The Power of Compound Interest

The true value of compound interest becomes evident over time. Even without additional deposits, the amount in your savings account can grow significantly, especially over long periods. This exponential growth is why starting to save early can have such a profound effect on your financial future.

Comparative Scenarios:

  • James: Starts saving £100 monthly at age 30 until 60, with a 10% annual interest rate, ending with £217,132.11.
  • Alex: Begins saving £100 monthly at 20, stops at 30, but leaves the money to grow until 60, accumulating £367,090.06.

This illustrates how starting early and leveraging the power of compound interest can yield significantly more savings over time, even with fewer total contributions.

Compound Interest and Debt

On the flip side, compound interest also applies to lending and borrowing. Certain credit cards and loans calculate interest on previously accrued interest, potentially causing debt to grow rapidly if not managed.

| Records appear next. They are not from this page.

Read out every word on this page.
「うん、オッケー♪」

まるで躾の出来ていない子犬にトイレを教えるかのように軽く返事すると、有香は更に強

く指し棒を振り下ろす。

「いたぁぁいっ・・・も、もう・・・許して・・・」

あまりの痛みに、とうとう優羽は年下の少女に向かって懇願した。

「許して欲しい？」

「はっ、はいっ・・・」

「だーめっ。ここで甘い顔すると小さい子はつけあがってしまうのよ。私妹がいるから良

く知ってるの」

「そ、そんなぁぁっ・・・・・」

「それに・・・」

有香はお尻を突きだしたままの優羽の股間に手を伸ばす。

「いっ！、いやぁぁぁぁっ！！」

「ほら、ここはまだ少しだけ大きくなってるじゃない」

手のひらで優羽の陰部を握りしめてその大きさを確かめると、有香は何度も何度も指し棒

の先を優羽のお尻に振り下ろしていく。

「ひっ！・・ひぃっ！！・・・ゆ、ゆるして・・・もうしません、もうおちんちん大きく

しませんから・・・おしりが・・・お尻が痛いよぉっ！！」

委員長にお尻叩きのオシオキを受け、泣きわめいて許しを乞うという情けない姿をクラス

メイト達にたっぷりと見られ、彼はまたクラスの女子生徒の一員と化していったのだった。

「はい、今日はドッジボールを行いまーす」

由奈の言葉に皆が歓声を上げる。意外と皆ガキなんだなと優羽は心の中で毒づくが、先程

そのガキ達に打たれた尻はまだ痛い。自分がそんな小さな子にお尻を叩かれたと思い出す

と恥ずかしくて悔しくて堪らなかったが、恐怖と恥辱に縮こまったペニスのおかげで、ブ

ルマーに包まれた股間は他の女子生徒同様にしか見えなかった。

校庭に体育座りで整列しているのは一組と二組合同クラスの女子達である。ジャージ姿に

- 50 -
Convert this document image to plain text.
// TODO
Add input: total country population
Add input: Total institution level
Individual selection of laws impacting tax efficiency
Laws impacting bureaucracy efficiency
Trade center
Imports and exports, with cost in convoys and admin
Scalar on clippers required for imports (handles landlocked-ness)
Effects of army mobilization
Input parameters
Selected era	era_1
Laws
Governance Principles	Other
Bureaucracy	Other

This dual nature of compound interest—as a boon for savings but a bane for debt—underscores the importance of prudent financial management.


Compound interest is a powerful financial principle that underscores the importance of early and consistent saving. By understanding and utilizing compound interest, you can significantly enhance your financial well-being over time. Conversely, being mindful of how compound interest affects debts is crucial to avoid financial pitfalls.